Rabu, 23 Juli 2014

[Fanfict] Senyum Dong ! Inspired By : @Vanka_JKT48



     Siang itu cuaca cukup cerah untuk pergi jalan-jalan, sangat sayang jika hanya di habiskan untuk duduk di rumah. Aku bangkit dari duduk ku dan pergi berjalan ke rumah Vanka. Vanka adalah sahabat ku dari kecil, Vanka adalah penyuka hewan terutama Anjing. Vanka mempunyai seekor Anjing bernama White Prince, White Prince ia rawat sejak kelas 3 SD, hingga sekarang ia sudah duduk di kelas 1 SMP. Vanka sangat sayang dan perhatian kepada White Prince, sampai-sampai jika bersamanya Aku selalu dikacangin Vanka. Meski demikian Aku sangat senang jika melihat Vanka senang dan tertawa riang bersama White Prince.
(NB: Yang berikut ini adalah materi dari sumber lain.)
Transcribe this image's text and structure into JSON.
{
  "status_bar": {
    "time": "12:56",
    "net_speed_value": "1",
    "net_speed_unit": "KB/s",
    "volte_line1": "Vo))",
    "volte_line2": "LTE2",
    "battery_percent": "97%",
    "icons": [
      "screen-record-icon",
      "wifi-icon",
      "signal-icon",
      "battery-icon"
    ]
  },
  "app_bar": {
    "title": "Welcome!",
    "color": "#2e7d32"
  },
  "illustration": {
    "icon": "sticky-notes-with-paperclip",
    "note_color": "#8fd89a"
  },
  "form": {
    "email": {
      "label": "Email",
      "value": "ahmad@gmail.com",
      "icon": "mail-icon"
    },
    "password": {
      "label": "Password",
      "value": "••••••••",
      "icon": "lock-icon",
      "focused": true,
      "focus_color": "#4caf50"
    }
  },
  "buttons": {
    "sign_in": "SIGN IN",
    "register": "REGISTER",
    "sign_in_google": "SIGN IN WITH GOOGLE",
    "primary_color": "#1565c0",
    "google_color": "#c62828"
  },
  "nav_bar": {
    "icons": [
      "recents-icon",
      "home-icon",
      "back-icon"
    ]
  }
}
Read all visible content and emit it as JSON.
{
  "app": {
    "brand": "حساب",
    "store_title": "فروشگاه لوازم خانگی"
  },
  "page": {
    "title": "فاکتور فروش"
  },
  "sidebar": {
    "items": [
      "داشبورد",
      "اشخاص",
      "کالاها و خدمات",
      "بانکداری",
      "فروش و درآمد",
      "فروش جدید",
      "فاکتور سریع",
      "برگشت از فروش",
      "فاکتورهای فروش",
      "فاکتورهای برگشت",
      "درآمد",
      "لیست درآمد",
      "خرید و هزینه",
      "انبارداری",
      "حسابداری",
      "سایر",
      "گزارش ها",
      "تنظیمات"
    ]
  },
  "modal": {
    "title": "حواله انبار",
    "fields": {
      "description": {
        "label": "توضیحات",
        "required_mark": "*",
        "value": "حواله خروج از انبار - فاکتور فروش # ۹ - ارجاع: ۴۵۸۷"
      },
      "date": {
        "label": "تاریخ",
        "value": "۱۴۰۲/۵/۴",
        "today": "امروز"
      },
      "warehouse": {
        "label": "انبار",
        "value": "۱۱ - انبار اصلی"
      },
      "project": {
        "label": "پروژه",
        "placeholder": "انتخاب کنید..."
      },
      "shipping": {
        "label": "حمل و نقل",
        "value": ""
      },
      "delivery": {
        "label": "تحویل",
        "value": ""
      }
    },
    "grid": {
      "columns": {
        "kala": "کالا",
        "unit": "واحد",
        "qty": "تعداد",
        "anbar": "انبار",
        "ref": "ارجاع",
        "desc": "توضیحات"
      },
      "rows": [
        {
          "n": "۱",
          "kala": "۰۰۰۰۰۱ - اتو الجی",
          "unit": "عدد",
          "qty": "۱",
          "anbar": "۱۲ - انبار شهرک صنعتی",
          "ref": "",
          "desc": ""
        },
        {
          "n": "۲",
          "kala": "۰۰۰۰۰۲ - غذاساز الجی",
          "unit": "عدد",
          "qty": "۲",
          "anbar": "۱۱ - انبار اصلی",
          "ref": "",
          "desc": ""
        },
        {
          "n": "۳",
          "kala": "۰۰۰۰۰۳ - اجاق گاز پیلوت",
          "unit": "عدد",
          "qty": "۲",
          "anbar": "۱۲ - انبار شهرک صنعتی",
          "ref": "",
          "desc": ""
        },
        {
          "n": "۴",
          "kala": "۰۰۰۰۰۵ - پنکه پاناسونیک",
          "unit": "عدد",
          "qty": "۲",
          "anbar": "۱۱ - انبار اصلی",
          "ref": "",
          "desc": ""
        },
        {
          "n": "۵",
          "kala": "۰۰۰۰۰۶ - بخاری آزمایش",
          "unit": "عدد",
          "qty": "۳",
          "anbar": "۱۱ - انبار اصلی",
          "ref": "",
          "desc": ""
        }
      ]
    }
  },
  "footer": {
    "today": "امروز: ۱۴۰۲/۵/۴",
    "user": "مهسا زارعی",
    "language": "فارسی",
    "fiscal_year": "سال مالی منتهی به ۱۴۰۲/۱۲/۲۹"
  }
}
     10 menit kemudian Aku sampai di rumah Vanka, seperti biasa, Aku selalu masuk tanpa mengetuk pintu pagarnya. Tapi ntah mengapa hari ini pagarnya terkunci, maka Aku memanggilnya.
     “Vanka, oooo Vanka...”  Teriak ku dari luar pagar yang tak begitu tinggi itu. Beberapa saat setelah itu pembantu Vanka keluar dan membukakan pagar untuk ku.
     “Vanka mana mbak ?” Tanya ku bingung.
     “Begini Mas, tadi pagi peliharaanya non Vanka, si White Prince mati. Jadi darti tadi non Vanka ga mau keluar kamar mas. Kan mas tau sendiri kalo White Prince adalah salah satu bagian terpenting dalam hidup non Vanka.” Jelas pembantunya yang sontak membuat ku kaget.
     “Lho kok bisa ? Perasaan kemarin sore dia baik-baik aja kok mbak. Vanka sekarang dimana ?” Tanya ku buru-buru.
     “Kayanya karena faktor usia mas. Non Vanka ada di kamarnya mas.” Setelah itu Aku langsung berlari ke dalam dan berdiri di depan pintu kamar Vanka.
     “Vanka.. ini Aku. Boleh masuk ga ?” Tanya ku pelan sambil menempelkan telinga ku ke pintu kamar Vanka, tapi tidak ada respon.
     “Vanka, buka pintu dong.” Ucapku lagi. Beberapa saat kemudian terdengar suara Vanka yang membuka kunci kamarnya. Akupun segera masuk.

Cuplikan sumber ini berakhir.